On peut aussi décider de mettre à profit le temps libre et qui dit profit, dit investissement. Alors on s’investit. Paradoxalement pour s’investir, il faut se dépenser. Généralement on se dépense physiquement : on marche, on court, on joue, on escalade, on nage. Alors le corps y trouve son compte car on lui donne tout l’exercice nécessaire pour se refaire. Mais qu’en est-il de l’esprit ? Doit-on le laisser en jachère sous prétexte qu’on l’exploite beaucoup dans les temps de travail et qu’il mérite un peu de repos ? Le temps où l’esprit travaille n’est pas le même que le temps libre. Lorsque je lis un document au travail, pour le travail, je ne pose pas le même geste que lorsque je m’installe dans un temps libre pour lire un roman. Ces deux actions sont très différentes.

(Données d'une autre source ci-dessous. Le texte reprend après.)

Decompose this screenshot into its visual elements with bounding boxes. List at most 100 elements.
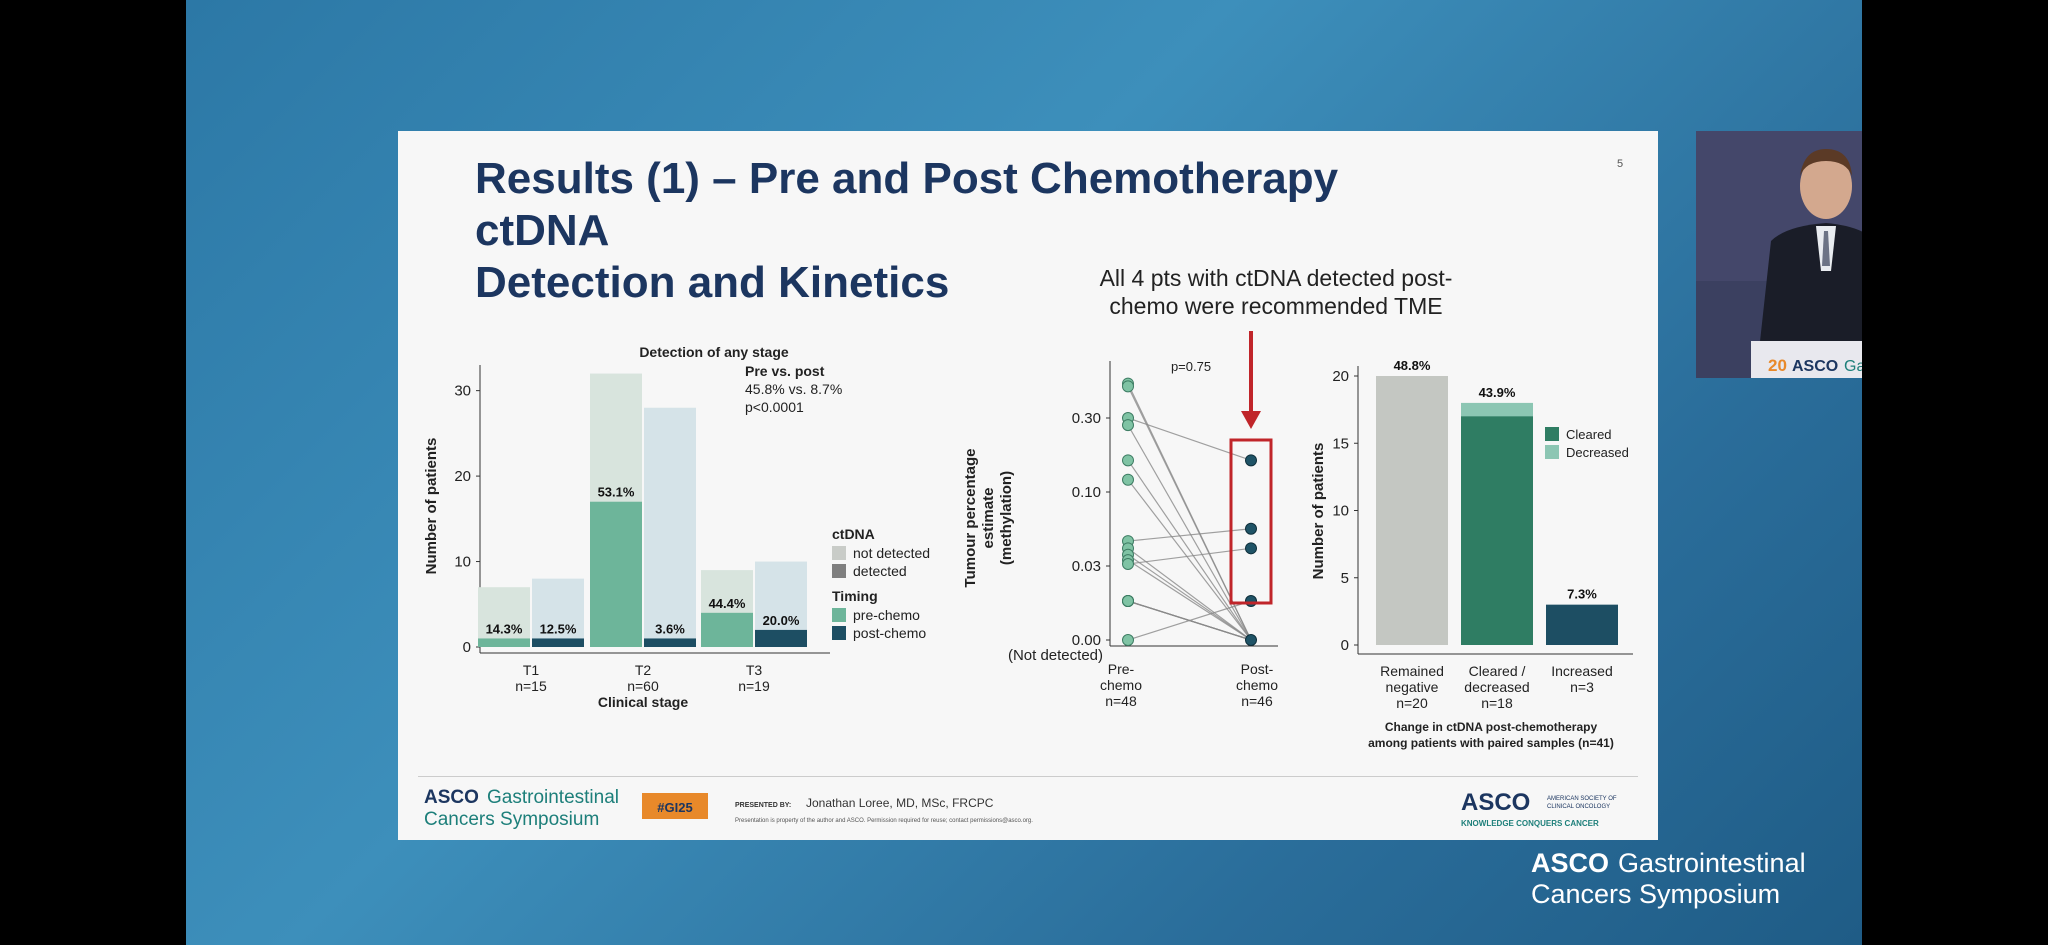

J’ai bien dit « action » car lire est un acte, un geste actif. Il faut cesser de croire qu’écrire est le volet actif du livre alors que lire serait le volet passif. Il n’en est rien. Lire est un acte de création de sens et d’images. L’autrice ou l’auteur nous offre le fruit de son travail mais nous le recevons en le recréant, On le fait d’une manière éminemment libre, personnelle et unique. J’entre dans un livre et j’en aborde le contenu avec le bagage que la vie a mis à ma disposition. Des millions de personnes ont lu Le Comte de Monte Christo avant moi mais aucune n’y a imaginé mes décors ou les visages que j’ai donnés aux personnages : le livre écrit par Alexandre Dumas et recréé par moi est unique au monde. Je le comprends et je lui donne un sens qui ne peut être exactement le même que celui que l’auteur lui a donné. Le livre de l’auteur appartient au lecteur qui se l’approprie et en fait une autre œuvre. On comprends que lire n’est pas un passe-temps mais une manière de vivre librement un temps que nous remplissons en toute liberté. Un temps vraiment libre.